Smartwatches and QR codes are already used by all kinds of users on a daily basis, so it is worth reflecting on the dangers to privacy and personal data, as they are a gateway for cybercriminals to sensitive information, such as bank accounts or credit cards.
Fraudulent activities that can be carried out on QRs
QR, or Quick Response codes, similar to barcodes, have been around since the middle of the last century but their use was boosted by COVID-19. They have gone from being a tool for labelling goods to providing services in multiple spaces such as airports, concerts, theatres or restaurants. However, their massive use brings cybercrime with it.
The National Institute of Cybersecurity (INCIBE) identifies the risks to which a user can be exposed after scanning a rapid response code. Phishing, the strategy that attempts to get hold of personal or bank details or directly extracts money, is the most common. Also, malware or malicious code injection can be carried out to insert a virus into the device, and qrljacking or WhatsApp login hijacking.
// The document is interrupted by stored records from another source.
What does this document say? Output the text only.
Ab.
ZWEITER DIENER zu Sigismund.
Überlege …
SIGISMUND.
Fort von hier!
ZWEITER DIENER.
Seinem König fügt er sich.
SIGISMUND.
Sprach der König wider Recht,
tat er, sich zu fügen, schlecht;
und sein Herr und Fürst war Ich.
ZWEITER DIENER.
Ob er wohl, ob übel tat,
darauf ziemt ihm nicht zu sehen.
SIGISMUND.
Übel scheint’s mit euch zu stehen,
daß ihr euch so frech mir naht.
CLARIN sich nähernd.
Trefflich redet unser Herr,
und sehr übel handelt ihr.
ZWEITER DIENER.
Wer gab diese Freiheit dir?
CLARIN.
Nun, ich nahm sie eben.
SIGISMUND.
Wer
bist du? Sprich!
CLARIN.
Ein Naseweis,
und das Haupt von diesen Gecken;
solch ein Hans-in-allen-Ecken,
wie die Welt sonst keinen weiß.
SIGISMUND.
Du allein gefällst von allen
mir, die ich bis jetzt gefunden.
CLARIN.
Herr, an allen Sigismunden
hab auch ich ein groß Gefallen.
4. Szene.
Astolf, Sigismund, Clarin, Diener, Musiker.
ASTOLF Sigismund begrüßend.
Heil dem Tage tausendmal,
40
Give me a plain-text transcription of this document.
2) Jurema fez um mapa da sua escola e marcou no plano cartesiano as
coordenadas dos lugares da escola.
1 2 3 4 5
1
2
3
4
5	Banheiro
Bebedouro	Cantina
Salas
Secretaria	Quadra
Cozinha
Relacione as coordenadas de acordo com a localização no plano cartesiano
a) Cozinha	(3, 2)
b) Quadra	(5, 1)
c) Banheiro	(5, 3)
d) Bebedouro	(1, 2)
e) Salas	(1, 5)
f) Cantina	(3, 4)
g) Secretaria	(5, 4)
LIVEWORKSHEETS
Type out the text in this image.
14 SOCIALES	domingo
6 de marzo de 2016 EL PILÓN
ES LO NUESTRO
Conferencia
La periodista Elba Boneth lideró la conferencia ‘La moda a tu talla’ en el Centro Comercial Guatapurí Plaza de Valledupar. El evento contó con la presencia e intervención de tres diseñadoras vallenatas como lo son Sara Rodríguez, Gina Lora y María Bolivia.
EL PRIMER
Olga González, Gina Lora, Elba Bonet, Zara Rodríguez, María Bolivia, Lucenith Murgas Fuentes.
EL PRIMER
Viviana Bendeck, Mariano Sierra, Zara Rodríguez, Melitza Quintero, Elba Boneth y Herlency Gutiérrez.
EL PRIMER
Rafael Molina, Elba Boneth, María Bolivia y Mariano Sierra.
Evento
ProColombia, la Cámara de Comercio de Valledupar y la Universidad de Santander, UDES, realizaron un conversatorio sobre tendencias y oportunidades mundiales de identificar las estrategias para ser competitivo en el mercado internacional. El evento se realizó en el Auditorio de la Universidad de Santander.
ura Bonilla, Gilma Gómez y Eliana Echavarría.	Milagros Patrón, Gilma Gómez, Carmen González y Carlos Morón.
To prevent cyber fraud when using smartwatches and QR tags, users should pay attention to the codes they scan. According to the National Police, one of the contexts in which special care must be taken is when the user sees the code pasted on an additional poster. For example, it is an advertisement for a well-known brand and the only item that stands out from the poster is the label. Being wary of advertisements, prizes, gifts, sweepstakes, etc., is crucial to avoid the malicious intentions of cyberattackers.
How to prevent cyberfraud with smartwatches
The Office for Internet Security (OSI) provides a series of good practices to prevent computer fraud when using QR codes. It is not a question of giving up using this kind of convenient and useful technology, but of learning to make rational use of it. For this reason, before scanning any code, the first step is to look at the landing page. If the code is directed to a download application, and eventually ends up in a paid SMS service, do not click on any links. And finally, the user may wonder whether the application can detect security flaws in the mobile phone in order to steal information.
Now we know the dangers, it is time to take a closer look at the main recommendations. For example, only scan codes from trusted brands located in a real and natural environment and ensure that browsing standards are secure, they should generally start with HTTPS.
It is preferable to avoid scanning codes located in random streets, shopping centres with massive flows of people or public transport, and to check that the code is not a sticker covering the original one. And, as always, use common sense and never provide any private information, such as passwords or users.
Security risks of smartwatches
Smartwatches are just one of many devices contributing to the Internet of Things (IoT), and as the market continues to grow, these devices are becoming more advanced in their capabilities and vulnerable to attack by cybercriminals. Most concerns about the privacy of these gadgets are based on the dangers of connected technology and the lack of regulation on cybersecurity standards.
Are data on smartwatches vulnerable? These devices collect a lot of personal information, which attackers can use to hijack a digital identity. However, this is not a reason for discarding them; it calls for proper data management.
Like smartphones, smartwatches have security weaknesses. A first example is phishing, as is the case with QRs. In this case, the fraud occurs by downloading a fraudulent application, and after entering any personal information into it, hackers steal vital user data and credentials.
Then there is Bluetooth Low Energy with vulnerabilities in its data encryption and accelerometer, which can be hacked to reveal passwords and credit card numbers.
Tips for protecting the data on your smartwatch
Due to the lack of data protection, the user should proceed with caution when handling smartwatches. You can start to limit the risk by using the privacy features of watches. It is advisable to block unauthorised pairing via the activation block version.
Moreover, to prevent cyberfraud when using smartwatches, it is highly advisable to use two-step authentication, first the tracking confirmation and then the authorisation on a second device to keep out unwanted users. Password protection on the lock screen is another obstacle for cyberattackers.
Some smartwatches may offer several types of protection, if so, the consumer should make sure to activate as many as possible. These may include:
- PIN or unlock pattern for use.
- Complete blocking if the synched device is far away.
- Detection of “blocking on deactivation”.
Protecting your synched smartphone is just as important as protecting your watch. Therefore, unofficial applications should never be downloaded and unauthorised modifications to the device are not recommended. The smartphone’s operating system should always be kept up to date.